How to safely replace a not-yet-failed disk in a Linux RAID5 array?

Using mdadm 3.3

Since mdadm 3.3 (released 2013, Sep 3), if you have a 3.2+ kernel, you can proceed as follows:

# mdadm /dev/md0 --add /dev/sdc1
# mdadm /dev/md0 --replace /dev/sdd1 --with /dev/sdc1

sdd1 is the device you want to replace, sdc1 is the preferred device to do so and must be declared as a spare on your array.

The --with option is optional, if not specified, any available spare will be used.

Older mdadm version

Note: You still need a 3.2+ kernel.

First, add a new drive as a spare (replace md0 and sdc1 with your RAID and disk device, respectively):

# mdadm /dev/md0 --add /dev/sdc1

Then, initiate a copy-replace operation like this (sdd1 being the failing device):

# echo want_replacement > /sys/block/md0/md/dev-sdd1/state 

Result

The system will copy all readable blocks from sdd1 to sdc1. If it comes to an unreadable block, it will reconstruct it from parity. Once the operation is complete, the former spare (here: sdc1) will become active, and the failing drive will be marked as failed (F) so you can remove it.

Note: credit goes to frostschutz and Ansgar Esztermann who found the original solution (see the duplicate question).

Older kernels

Other answers suggest:

  • Johnny's approach: convert array to RAID6, "replace" the disk, then back to RAID5,
  • Hauke Laging's approach: briefly remove the disk from the RAID5 array, make it part of a RAID1 (mirror) with the new disk and add that mirror drive back to the RAID5 array (theoretical)...

If you don't mind running RAID-6 (2 parity disks rather than 1), and if you're running mdadmin 3.1.x or higher, you could convert your RAID-5 array to RAID-6 to add an additional parity disk. This will will place the array under stress during the rebuild, however. And it has some performance implications since there are more parity disks to update during writes.

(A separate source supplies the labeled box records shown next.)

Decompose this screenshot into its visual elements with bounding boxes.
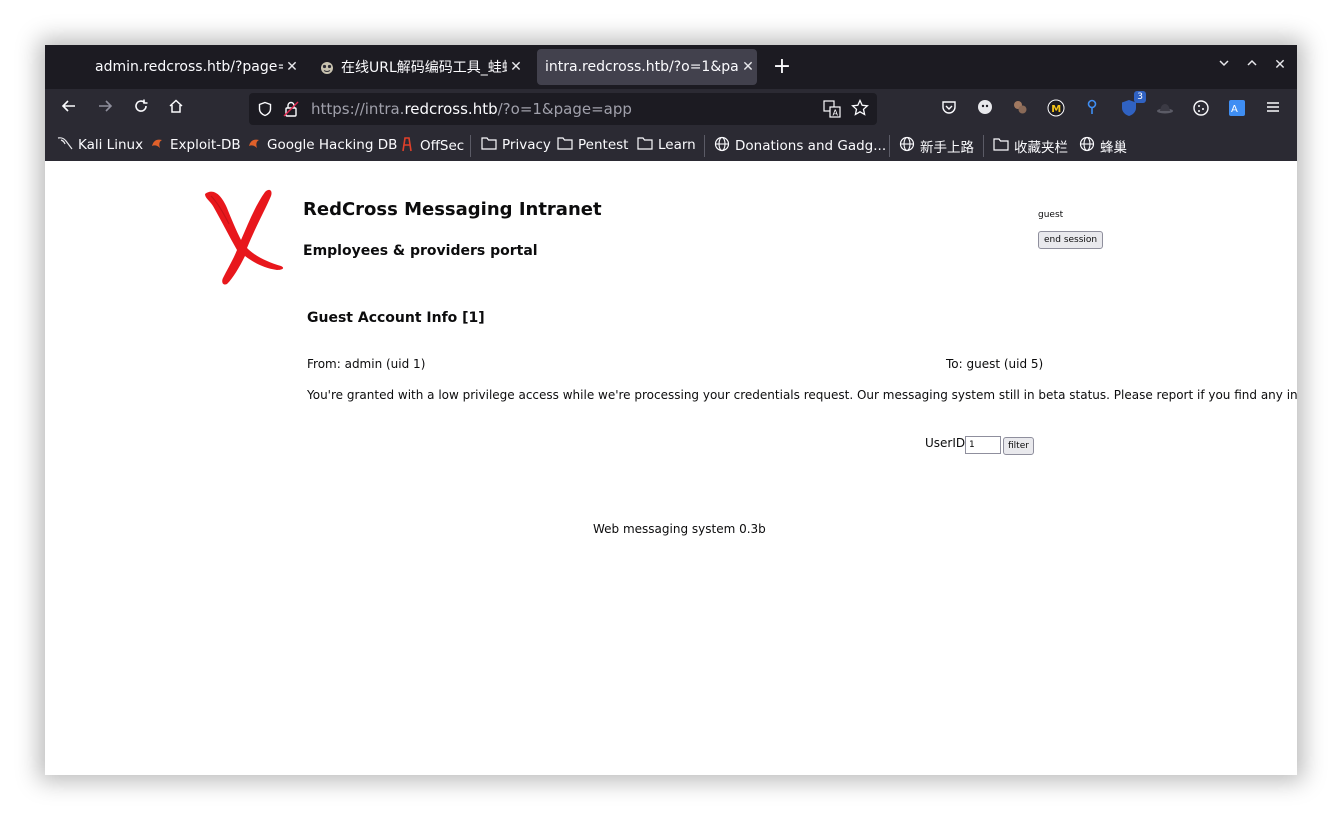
redcross-x-logo — [205, 189, 284, 285]
bookmark-donations[interactable]: Donations and Gadg... — [714, 136, 886, 156]
cookie-editor-icon[interactable] — [1011, 99, 1029, 117]
bookmark-label: Donations and Gadg... — [735, 138, 887, 154]
username-label: guest — [1038, 210, 1064, 220]
translate-icon[interactable]: A — [823, 100, 841, 122]
reload-icon[interactable] — [129, 97, 153, 121]
ublock-icon[interactable]: 3 — [1120, 91, 1146, 117]
shield-icon[interactable] — [257, 101, 273, 121]
folder-icon — [557, 136, 573, 154]
folder-icon — [481, 136, 497, 154]
url-path: /?o=1&page=app — [497, 100, 632, 118]
bookmark-folder-learn[interactable]: Learn — [637, 136, 696, 154]
page-subtitle: Employees & providers portal — [303, 243, 538, 259]
bookmark-separator — [470, 135, 471, 157]
bookmark-folder-pentest[interactable]: Pentest — [557, 136, 628, 154]
bookmark-label: Google Hacking DB — [267, 137, 398, 153]
footer-text: Web messaging system 0.3b — [593, 522, 766, 536]
hamburger-menu-icon[interactable] — [1264, 99, 1282, 117]
svg-text:M: M — [1051, 104, 1061, 115]
nav-bar: https://intra.redcross.htb/?o=1&page=app… — [45, 89, 1297, 129]
cookie-icon[interactable] — [1192, 99, 1210, 117]
end-session-button[interactable]: end session — [1038, 231, 1104, 249]
bookmark-label: Privacy — [502, 137, 551, 153]
home-icon[interactable] — [164, 97, 188, 121]
tab-label: admin.redcross.htb/?page=users — [95, 59, 283, 75]
bookmark-separator — [889, 135, 890, 157]
browser-window: admin.redcross.htb/?page=users ✕ 在线URL解码… — [45, 45, 1297, 775]
bookmark-separator — [983, 135, 984, 157]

But if it completes successfully, then you can keep your failing disk in place and when it ultimately fails, you've still got parity protection for the array. I think you can conver the array from RAID6 back to RAID5 if you don't wait to keep it as RAID6.

I don't know of an online way to keep the array as RAID-5 and replace the disk without putting the array in degraded mode, as I think you have to mark it as failed to replace it. Your dd copy idea might be the way to do that.


This may be possible meeting the requirements

  1. online
  2. don't stress any disk except for the one which is to be replaced

But even if the following may work you will probably not find any recommendation of that kind "in the books"...

Idea:

  1. Take disk OLD out of the array (for a short moment): mdadm --manage /dev/raid5 --fail /dev/OLD
  2. Create a new md device (RAID-1) from disks OLD and NEW: mdadm --build /dev/md42 --level=mirror --raid-devices=2 /dev/OLD /dev/NEW
  3. Put the RAID-1 back in the array (instead of /dev/OLD): mdadm --manage /dev/raid5 --re-add /dev/md42

What should :-) happen:

  1. The RAID-5 gets /dev/md42 in sync. This should not take long.
  2. The RAID-5 is normally operational again (but slower).
  3. /dev/NEW is synced with /dev/OLD.

Watch the sync progress (cat /proc/mdstat or mdadm --monitor). If the sync is finished take the RAID-1 out of the RAID-5, stop the RAID-1, re-add /dev/NEW to the RAID-5. If everything is fine, overwrite the mdraid superblocks on /dev/OLD in order to avoid problems: mdadm --zero-superblock

Warning: The fast RAID-5 sync may work only if you use a bitmap. If you don't have one then better make a test with a dummy RAID-5 (without a bitmap) first. Or add one. At least adding an external one should be possible. Otherwise it may be necessary to stop the RAID-5 before changing the devices. If you boot from the RAID-5 this would become a bit complicated, though.